The tight and highly competitive net lease market may see a slowing of activity due to a recent rise in interest rates, a trend that some expect to continue for some time to come.

The rate for the 10-year Treasury note has been rising since mid-May, swaying the dynamics of net lease transactions. In the past few decades, hikes in rates have been relatively rare and brief. The most recent increase “clearly impacts single-tenant net lease transactions,” says Bill Hughes, senior  vice president and managing director at Marcus and Millichap Capital Corp. in Irvine, Calif. The impact is more pronounced on the pricing of investment-grade properties that have lower cap rates, Hughes says, though other properties may also see prices move.

“You may see a slowdown in investment grade for a few weeks until both sellers and buyers accept the new world,” Hughes says of the upswing in rates. “I think they will come back together.”

Effects of the rate hike may spread throughout the network of net lease stakeholders. Developers may see profits fall, and “you've got to wonder whether the economic dynamics for those companies will remain the same and whether they’ll continue to be as aggressive in developing properties and expanding their product line,” says Hughes.

“If interest rates go up, our borrowing costs go up, and we’d like to maintain a certain spread and profitability,” says Gregg Seibert, senior vice president of investments at Spirit Realty Capital in Scottsdale, Ariz.

Eventually, buyers and sellers will come to absorb the impact, and landowners and the construction industry will feel ripples as well. “It’s going to have some multiplying effect on the market,” Hughes says.

The effect has already become evident on stocks of net-lease REITs, such as National Retail Properties and Realty Income Inc.
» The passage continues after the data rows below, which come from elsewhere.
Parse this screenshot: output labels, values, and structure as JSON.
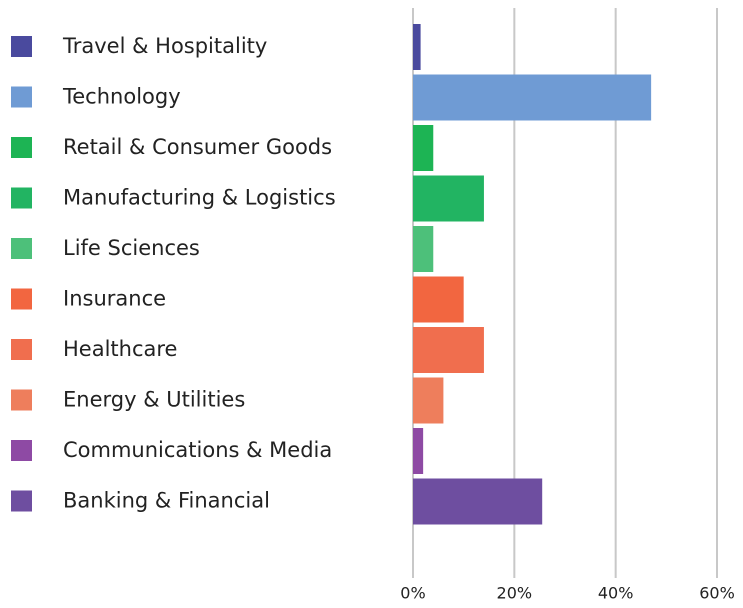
{
  "chart_data": {
    "type": "barh",
    "categories": [
      "Travel & Hospitality",
      "Technology",
      "Retail & Consumer Goods",
      "Manufacturing & Logistics",
      "Life Sciences",
      "Insurance",
      "Healthcare",
      "Energy & Utilities",
      "Communications & Media",
      "Banking & Financial"
    ],
    "values": [
      1.5,
      47,
      4,
      14,
      4,
      10,
      14,
      6,
      2,
      25.5
    ],
    "colors": [
      "#4a4a9e",
      "#6f9bd4",
      "#1db454",
      "#22b462",
      "#4dc07a",
      "#f26640",
      "#f06e4e",
      "#ee7e5c",
      "#8e4aa4",
      "#6e4ea0"
    ],
    "xlim": [
      0,
      60
    ],
    "xticks": [
      {
        "value": 0,
        "label": "0%"
      },
      {
        "value": 20,
        "label": "20%"
      },
      {
        "value": 40,
        "label": "40%"
      },
      {
        "value": 60,
        "label": "60%"
      }
    ],
    "grid": true
  }
}
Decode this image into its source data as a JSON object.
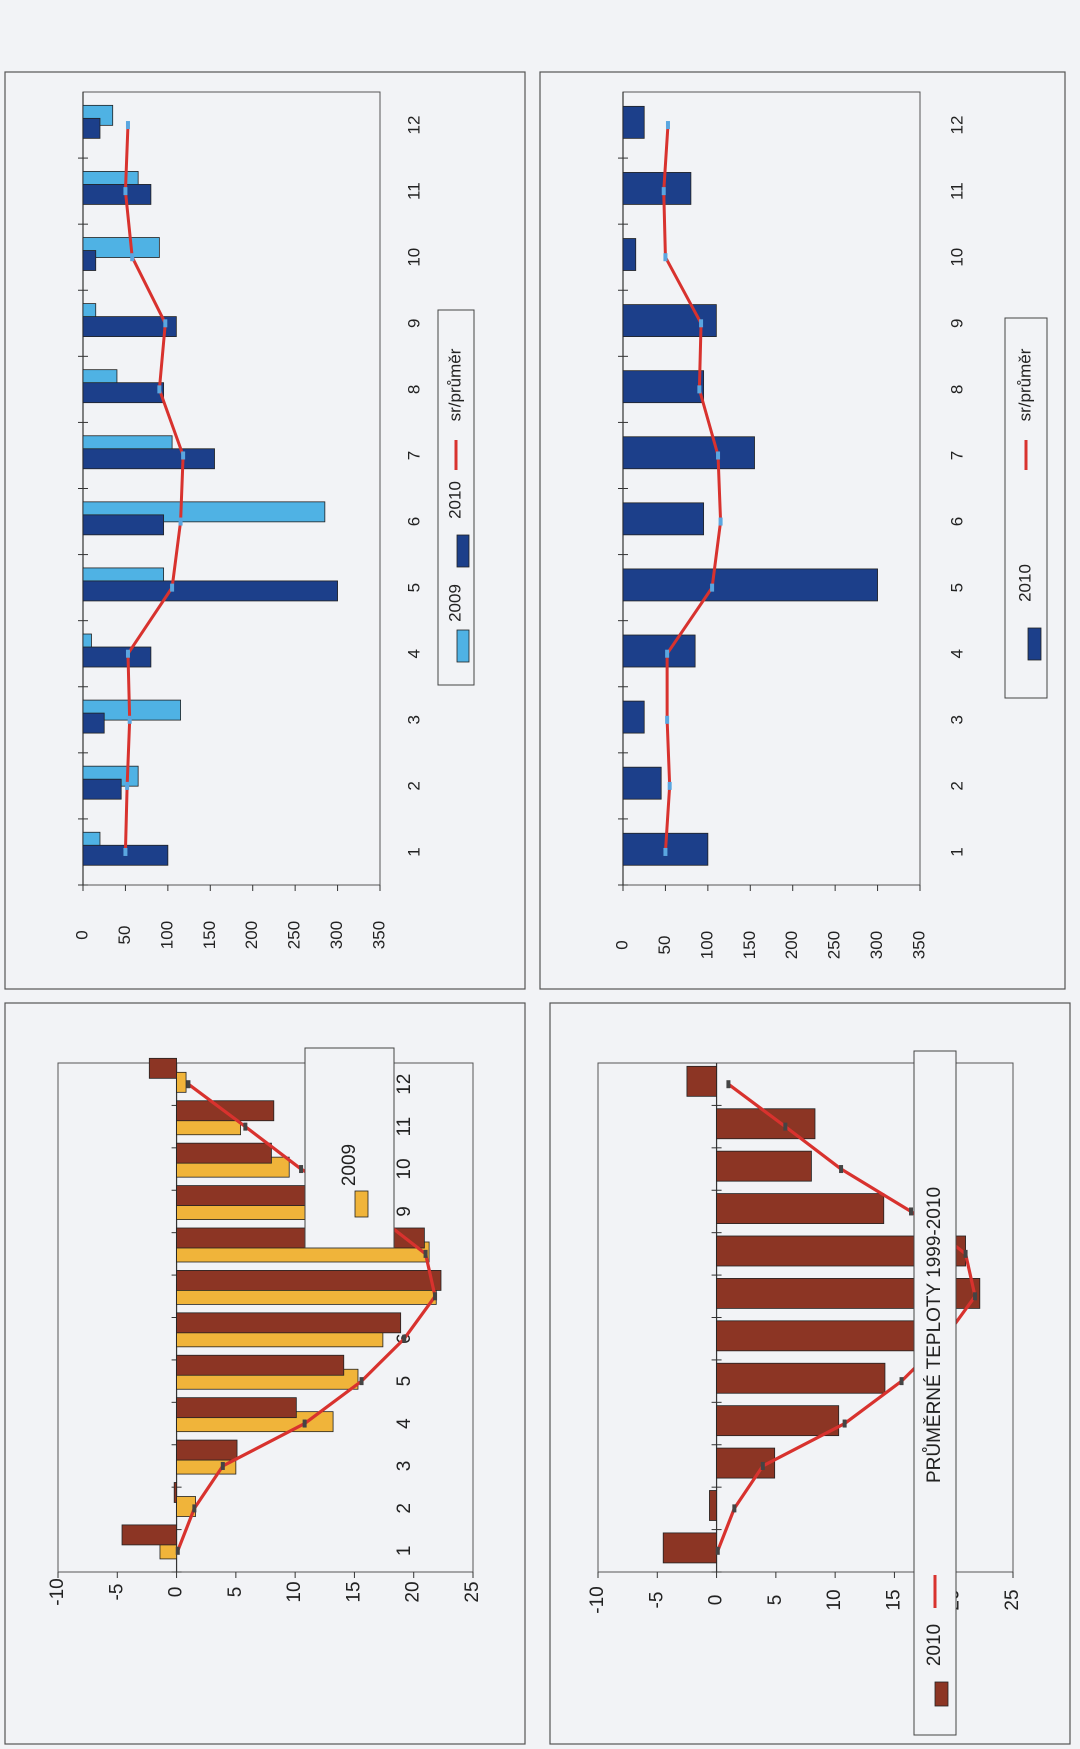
{
  "chart_data": [
    {
      "type": "bar",
      "categories": [
        "1",
        "2",
        "3",
        "4",
        "5",
        "6",
        "7",
        "8",
        "9",
        "10",
        "11",
        "12"
      ],
      "series": [
        {
          "name": "2009",
          "type": "bar",
          "values": [
            -1.4,
            1.6,
            5.0,
            13.2,
            15.3,
            17.4,
            21.9,
            21.3,
            17.0,
            9.5,
            5.4,
            0.8
          ]
        },
        {
          "name": "",
          "type": "bar",
          "values": [
            -4.6,
            -0.2,
            5.1,
            10.1,
            14.1,
            18.9,
            22.3,
            20.9,
            14.2,
            8.0,
            8.2,
            -2.3
          ]
        },
        {
          "name": "",
          "type": "line",
          "values": [
            0.1,
            1.5,
            3.9,
            10.8,
            15.6,
            19.2,
            21.8,
            21.0,
            16.4,
            10.5,
            5.8,
            1.0
          ]
        }
      ],
      "ylim": [
        -10,
        25
      ],
      "yticks": [
        "-10",
        "-5",
        "0",
        "5",
        "10",
        "15",
        "20",
        "25"
      ],
      "orientation": "rotated-90-ccw",
      "legend_position": "top-right"
    },
    {
      "type": "bar",
      "categories": [
        "1",
        "2",
        "3",
        "4",
        "5",
        "6",
        "7",
        "8",
        "9",
        "10",
        "11",
        "12"
      ],
      "series": [
        {
          "name": "2010",
          "type": "bar",
          "values": [
            -4.5,
            -0.6,
            4.9,
            10.3,
            14.2,
            18.9,
            22.2,
            21.0,
            14.1,
            8.0,
            8.3,
            -2.5
          ]
        },
        {
          "name": "PRŮMĚRNÉ TEPLOTY 1999-2010",
          "type": "line",
          "values": [
            0.1,
            1.5,
            3.9,
            10.8,
            15.6,
            19.2,
            21.8,
            21.0,
            16.4,
            10.5,
            5.8,
            1.0
          ]
        }
      ],
      "ylim": [
        -10,
        25
      ],
      "yticks": [
        "-10",
        "-5",
        "0",
        "5",
        "10",
        "15",
        "20",
        "25"
      ],
      "orientation": "rotated-90-ccw",
      "legend_position": "bottom"
    },
    {
      "type": "bar",
      "categories": [
        "1",
        "2",
        "3",
        "4",
        "5",
        "6",
        "7",
        "8",
        "9",
        "10",
        "11",
        "12"
      ],
      "series": [
        {
          "name": "2009",
          "type": "bar",
          "values": [
            20,
            65,
            115,
            10,
            95,
            285,
            105,
            40,
            15,
            90,
            65,
            35
          ]
        },
        {
          "name": "2010",
          "type": "bar",
          "values": [
            100,
            45,
            25,
            80,
            300,
            95,
            155,
            95,
            110,
            15,
            80,
            20
          ]
        },
        {
          "name": "sr/průměr",
          "type": "line",
          "values": [
            50,
            52,
            55,
            53,
            105,
            115,
            118,
            90,
            97,
            58,
            50,
            53
          ]
        }
      ],
      "ylim": [
        0,
        350
      ],
      "yticks": [
        "0",
        "50",
        "100",
        "150",
        "200",
        "250",
        "300",
        "350"
      ],
      "orientation": "rotated-90-ccw",
      "legend_position": "middle"
    },
    {
      "type": "bar",
      "categories": [
        "1",
        "2",
        "3",
        "4",
        "5",
        "6",
        "7",
        "8",
        "9",
        "10",
        "11",
        "12"
      ],
      "series": [
        {
          "name": "2010",
          "type": "bar",
          "values": [
            100,
            45,
            25,
            85,
            300,
            95,
            155,
            95,
            110,
            15,
            80,
            25
          ]
        },
        {
          "name": "sr/průměr",
          "type": "line",
          "values": [
            50,
            55,
            52,
            52,
            105,
            115,
            112,
            90,
            92,
            50,
            48,
            53
          ]
        }
      ],
      "ylim": [
        0,
        350
      ],
      "yticks": [
        "0",
        "50",
        "100",
        "150",
        "200",
        "250",
        "300",
        "350"
      ],
      "orientation": "rotated-90-ccw",
      "legend_position": "middle"
    }
  ],
  "colors": {
    "bar_2009_temp": "#f0b43a",
    "bar_2010_temp": "#8c3524",
    "avg_line": "#d8322e",
    "bar_2009_precip": "#4fb2e4",
    "bar_2010_precip": "#1c3f8a",
    "avg_marker": "#5aa6e0",
    "plot_bg": "#f2f3f6"
  }
}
Both have seen declines over the past weeks. Stock values of the five largest net-lease REITs fell 11 percent from May 21 to June 18, according to the Wall Street Journal.

A June 18 Wall Street Journal article highlighted the decrease in stock values and cited concerns among some investors that REIT managers may be challenged to attract new tenants in the event that a retailer could vacate numerous properties.
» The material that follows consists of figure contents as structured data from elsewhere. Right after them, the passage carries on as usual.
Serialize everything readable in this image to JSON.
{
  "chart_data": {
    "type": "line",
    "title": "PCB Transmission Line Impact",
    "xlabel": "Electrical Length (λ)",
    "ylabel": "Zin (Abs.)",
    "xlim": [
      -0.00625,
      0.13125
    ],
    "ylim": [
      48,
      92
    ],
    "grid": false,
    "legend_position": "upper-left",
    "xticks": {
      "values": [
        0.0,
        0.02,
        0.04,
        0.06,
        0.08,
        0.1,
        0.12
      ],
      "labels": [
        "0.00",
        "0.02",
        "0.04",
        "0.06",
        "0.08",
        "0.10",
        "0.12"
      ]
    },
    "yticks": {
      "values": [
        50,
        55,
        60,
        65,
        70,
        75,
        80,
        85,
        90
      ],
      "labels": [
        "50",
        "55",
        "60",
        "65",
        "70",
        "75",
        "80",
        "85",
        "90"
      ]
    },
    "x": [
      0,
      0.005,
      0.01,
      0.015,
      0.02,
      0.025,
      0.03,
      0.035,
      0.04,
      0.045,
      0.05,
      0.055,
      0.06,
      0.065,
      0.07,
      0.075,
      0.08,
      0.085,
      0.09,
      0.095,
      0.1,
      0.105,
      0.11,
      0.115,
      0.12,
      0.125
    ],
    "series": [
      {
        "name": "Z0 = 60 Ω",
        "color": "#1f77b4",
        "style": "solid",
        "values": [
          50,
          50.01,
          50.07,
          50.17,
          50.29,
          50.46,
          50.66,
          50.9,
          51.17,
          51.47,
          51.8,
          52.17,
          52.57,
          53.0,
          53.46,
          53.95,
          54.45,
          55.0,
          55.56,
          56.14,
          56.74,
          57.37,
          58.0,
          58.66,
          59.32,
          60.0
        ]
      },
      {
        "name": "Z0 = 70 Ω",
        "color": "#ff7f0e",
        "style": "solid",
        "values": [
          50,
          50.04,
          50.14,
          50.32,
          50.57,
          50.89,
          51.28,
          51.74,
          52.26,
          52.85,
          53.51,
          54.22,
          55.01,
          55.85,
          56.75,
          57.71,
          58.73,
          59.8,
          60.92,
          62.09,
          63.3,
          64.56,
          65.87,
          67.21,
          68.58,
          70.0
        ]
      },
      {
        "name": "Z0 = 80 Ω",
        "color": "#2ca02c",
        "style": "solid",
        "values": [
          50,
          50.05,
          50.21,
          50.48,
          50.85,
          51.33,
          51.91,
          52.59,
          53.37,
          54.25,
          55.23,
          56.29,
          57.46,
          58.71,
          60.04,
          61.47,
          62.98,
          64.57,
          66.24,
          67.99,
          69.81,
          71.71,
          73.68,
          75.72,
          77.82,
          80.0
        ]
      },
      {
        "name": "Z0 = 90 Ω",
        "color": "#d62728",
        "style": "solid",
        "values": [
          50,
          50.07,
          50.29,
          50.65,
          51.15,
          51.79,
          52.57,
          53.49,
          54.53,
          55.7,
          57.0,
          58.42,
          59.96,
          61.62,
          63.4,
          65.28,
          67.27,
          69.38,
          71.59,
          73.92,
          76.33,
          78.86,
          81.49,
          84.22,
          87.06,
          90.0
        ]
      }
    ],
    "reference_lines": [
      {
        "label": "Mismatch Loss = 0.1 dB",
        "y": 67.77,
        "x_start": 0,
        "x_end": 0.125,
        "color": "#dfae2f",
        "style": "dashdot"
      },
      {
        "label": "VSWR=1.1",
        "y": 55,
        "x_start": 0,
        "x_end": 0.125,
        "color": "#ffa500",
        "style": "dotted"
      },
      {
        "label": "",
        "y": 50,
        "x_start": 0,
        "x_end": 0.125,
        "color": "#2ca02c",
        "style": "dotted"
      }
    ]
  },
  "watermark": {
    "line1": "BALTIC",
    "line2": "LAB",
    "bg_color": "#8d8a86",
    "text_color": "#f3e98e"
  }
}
“There are a lot of new companies in this space that are not time tested,” Jerry Ehlinger, a chartered financial analyst and seasoned member of Deutsche Asset & Wealth Management’s RREEF real estate division, said in the article.

In the longer term, most economists expect the Federal Reserve to slow down on quantitative easing later in the year, says Hughes. It’s likely that the market already reflects that expectation, but even greater pullback could occur if the economy continues to grow into 2014, and interest rates could climb even higher.

“I think everyone believes that in 2014 we’re going to see a continuing increase in interest rates,” Hughes says. “That will put additional strain on values, particularly in investment-grade single-tenant transactions.”

The lowest-price products with the lowest cap rates are likely to feel the greatest impact, Hughes says, with investors eventually adjusting to the changes and resuming trading after accepting the new circumstances.